マヨラナゼロモードは、局在準粒子の一種であり、トポロジカル量子コンピューティングにおいて大きな可能性を秘めている。電気的輸送におけるトンネル分光法は、例えば、微分コンダクタンスのゼロバイアスピークとして、マヨラナゼロモードの存在を確認するための主要なツールである。マヨラナゼロバイアスピークの大きさは、粒子がそれ自体の反粒子であるという有名なマヨラナ対称性の直接的な結果として、ゼロ温度で2e2/h(ここで、eは電子の電荷、hはプランク定数)の普遍コンダクタンス値で量子化されると予測されている。マヨラナ対称性によって、トンネル結合での秩序の乱れ、相互作用および変動から、量子化が保護される。しかし、これまでの実験の大半では、2e2/hよりもずっと小さいゼロバイアスピークが示されており、最近観測されたゼロバイアスピークが2e2/hに最も近いものである。

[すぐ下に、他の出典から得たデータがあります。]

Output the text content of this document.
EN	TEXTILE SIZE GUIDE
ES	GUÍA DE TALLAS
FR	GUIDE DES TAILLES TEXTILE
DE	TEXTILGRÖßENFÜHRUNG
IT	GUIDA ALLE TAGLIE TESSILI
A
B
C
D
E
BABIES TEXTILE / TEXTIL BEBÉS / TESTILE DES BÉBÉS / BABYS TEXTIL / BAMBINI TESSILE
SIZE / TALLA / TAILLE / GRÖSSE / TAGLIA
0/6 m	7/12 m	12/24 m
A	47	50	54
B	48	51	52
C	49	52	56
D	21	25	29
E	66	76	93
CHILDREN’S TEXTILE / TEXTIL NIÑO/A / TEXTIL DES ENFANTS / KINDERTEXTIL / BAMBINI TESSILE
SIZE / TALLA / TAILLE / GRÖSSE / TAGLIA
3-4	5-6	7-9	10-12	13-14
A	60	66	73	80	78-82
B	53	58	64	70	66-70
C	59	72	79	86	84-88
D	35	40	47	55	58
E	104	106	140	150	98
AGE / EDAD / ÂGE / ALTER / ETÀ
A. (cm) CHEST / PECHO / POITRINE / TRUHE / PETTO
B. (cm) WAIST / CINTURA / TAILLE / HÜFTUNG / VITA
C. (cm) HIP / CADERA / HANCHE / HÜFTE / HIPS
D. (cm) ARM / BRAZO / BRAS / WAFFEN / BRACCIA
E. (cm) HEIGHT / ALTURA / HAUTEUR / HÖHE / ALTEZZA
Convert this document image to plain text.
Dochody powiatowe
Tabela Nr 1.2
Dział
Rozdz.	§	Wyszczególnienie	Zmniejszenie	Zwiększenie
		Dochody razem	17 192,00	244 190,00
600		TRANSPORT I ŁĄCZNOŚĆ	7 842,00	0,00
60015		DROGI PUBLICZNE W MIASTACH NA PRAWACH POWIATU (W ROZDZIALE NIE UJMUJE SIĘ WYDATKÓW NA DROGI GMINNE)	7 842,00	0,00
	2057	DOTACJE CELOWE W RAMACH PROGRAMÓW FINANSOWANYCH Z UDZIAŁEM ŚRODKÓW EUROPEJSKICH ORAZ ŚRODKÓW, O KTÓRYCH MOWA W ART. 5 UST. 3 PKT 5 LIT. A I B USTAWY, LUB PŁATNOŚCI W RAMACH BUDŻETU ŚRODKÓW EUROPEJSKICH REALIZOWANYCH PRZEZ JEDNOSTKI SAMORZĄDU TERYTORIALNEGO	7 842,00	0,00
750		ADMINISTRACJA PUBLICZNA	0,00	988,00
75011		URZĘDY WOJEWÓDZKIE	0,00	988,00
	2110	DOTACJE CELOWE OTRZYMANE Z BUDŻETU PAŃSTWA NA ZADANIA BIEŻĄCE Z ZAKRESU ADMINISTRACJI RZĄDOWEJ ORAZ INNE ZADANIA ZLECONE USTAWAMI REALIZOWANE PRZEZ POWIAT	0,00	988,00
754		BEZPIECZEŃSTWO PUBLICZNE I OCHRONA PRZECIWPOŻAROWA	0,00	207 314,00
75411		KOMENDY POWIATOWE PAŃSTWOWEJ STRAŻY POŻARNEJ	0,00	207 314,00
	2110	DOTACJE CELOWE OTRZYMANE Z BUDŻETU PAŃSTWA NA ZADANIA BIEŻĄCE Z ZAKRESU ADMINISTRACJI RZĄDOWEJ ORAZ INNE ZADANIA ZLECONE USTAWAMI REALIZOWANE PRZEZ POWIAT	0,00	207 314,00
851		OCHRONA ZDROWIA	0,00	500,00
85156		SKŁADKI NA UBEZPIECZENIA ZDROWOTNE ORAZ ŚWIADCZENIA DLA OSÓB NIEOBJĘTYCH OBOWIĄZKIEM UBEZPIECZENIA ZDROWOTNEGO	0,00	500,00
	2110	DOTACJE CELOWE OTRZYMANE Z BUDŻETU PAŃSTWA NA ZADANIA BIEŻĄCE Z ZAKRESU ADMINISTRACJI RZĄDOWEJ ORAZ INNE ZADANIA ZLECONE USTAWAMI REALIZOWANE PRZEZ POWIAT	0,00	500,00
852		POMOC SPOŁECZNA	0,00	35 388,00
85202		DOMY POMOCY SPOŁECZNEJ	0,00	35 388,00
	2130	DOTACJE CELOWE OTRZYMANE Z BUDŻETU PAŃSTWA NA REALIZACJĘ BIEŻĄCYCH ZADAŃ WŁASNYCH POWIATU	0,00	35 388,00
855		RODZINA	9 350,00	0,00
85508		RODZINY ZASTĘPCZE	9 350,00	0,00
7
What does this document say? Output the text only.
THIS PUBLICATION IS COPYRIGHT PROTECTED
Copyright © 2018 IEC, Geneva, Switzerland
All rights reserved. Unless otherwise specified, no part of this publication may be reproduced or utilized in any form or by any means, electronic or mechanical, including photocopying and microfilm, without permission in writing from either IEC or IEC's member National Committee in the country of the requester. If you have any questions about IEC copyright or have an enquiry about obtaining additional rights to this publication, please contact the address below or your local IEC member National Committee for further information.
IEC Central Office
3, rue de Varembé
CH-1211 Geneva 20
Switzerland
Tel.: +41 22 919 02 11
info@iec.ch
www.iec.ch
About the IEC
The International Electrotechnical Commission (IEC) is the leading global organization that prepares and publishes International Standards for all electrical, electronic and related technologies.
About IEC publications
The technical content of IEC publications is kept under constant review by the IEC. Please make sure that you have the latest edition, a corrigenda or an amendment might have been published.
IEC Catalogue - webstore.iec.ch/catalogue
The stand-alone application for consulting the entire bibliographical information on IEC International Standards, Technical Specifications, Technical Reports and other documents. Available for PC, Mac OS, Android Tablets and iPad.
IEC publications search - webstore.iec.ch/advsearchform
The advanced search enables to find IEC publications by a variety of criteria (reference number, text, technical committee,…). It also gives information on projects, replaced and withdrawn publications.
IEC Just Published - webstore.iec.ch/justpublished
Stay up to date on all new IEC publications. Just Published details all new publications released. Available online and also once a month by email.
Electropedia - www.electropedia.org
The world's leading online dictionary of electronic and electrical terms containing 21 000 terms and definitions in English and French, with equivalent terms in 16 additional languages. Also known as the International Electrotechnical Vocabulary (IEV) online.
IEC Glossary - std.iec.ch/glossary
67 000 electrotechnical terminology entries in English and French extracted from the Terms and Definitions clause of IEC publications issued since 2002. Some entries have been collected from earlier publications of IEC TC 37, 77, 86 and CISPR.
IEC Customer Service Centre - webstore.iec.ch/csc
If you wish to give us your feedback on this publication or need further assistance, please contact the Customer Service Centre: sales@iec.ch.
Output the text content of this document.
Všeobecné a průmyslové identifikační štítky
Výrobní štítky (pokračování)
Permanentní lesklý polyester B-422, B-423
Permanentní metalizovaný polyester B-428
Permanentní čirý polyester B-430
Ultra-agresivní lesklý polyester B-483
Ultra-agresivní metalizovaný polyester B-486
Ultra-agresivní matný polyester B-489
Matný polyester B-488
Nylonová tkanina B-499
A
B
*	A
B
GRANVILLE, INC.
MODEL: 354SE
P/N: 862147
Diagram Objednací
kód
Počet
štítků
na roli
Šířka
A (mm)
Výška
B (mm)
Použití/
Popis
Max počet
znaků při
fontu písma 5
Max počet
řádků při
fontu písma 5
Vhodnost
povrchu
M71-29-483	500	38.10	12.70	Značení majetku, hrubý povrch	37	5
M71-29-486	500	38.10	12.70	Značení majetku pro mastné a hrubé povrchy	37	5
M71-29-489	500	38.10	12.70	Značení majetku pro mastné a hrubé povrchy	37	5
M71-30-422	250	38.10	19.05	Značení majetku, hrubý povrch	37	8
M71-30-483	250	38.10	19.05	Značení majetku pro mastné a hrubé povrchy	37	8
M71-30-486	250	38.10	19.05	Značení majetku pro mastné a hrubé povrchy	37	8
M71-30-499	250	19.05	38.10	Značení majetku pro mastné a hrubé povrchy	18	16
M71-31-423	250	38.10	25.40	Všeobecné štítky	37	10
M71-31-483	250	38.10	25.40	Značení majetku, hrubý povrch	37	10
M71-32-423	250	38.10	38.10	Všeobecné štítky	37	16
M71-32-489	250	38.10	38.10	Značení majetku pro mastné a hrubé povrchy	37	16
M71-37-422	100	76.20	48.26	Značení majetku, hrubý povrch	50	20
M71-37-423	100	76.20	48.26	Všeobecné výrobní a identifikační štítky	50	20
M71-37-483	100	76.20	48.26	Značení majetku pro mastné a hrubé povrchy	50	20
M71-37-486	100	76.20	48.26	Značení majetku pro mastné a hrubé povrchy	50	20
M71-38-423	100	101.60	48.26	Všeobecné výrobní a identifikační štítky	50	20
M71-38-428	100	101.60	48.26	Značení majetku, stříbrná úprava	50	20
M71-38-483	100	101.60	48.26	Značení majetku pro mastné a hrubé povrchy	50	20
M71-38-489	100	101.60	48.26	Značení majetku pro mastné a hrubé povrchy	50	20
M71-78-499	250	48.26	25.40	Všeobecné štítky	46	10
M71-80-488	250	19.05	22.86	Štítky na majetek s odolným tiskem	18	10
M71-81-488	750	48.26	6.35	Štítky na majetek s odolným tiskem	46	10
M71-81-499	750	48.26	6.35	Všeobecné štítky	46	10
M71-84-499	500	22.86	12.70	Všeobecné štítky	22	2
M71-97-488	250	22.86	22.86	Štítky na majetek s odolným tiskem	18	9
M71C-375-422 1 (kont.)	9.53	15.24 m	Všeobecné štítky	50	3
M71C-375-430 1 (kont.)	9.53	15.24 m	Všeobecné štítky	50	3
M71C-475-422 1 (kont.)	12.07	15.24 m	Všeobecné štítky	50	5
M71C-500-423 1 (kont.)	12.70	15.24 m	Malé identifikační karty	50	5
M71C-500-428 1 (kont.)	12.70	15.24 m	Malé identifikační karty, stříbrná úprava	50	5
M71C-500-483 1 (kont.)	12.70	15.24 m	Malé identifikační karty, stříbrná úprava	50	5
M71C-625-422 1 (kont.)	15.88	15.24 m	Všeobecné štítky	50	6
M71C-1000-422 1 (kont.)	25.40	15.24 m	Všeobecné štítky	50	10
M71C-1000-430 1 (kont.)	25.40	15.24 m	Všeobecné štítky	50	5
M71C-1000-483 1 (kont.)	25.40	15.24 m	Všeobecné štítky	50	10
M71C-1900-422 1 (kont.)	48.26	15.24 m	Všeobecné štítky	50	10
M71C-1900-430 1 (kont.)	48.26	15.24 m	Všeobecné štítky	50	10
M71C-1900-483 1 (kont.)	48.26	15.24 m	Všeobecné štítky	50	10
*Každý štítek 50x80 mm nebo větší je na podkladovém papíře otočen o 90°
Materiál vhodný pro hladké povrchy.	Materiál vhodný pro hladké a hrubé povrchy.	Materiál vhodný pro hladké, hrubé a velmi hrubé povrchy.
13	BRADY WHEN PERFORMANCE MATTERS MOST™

本論文では、アルミニウムの超伝導シェルで覆われたアンチモン化インジウム半導体ナノワイヤーで測定されたゼロバイアスコンダクタンスにおける、2e2/hの量子化コンダクタンスプラトーを報告する。今回測定したゼロバイアスピークの大きさは、磁場やトンネル結合などのパラメーターを変えても一定であり、量子化されたコンダクタンスプラトーであることが示唆された。我々は、温度依存性だけでなく電場や磁場に対するロバスト性を調べて、この量子化されたマヨラナピークとマヨラナ起源でない可能性があるピークとを識別した。今回の量子化されたコンダクタンスプラトーの観測は、系内にマヨラナゼロモードが存在することを強く裏付けているので、トポロジカル量子コンピューティングにつながる可能性のある将来の編み込み(braiding)実験への道を開く。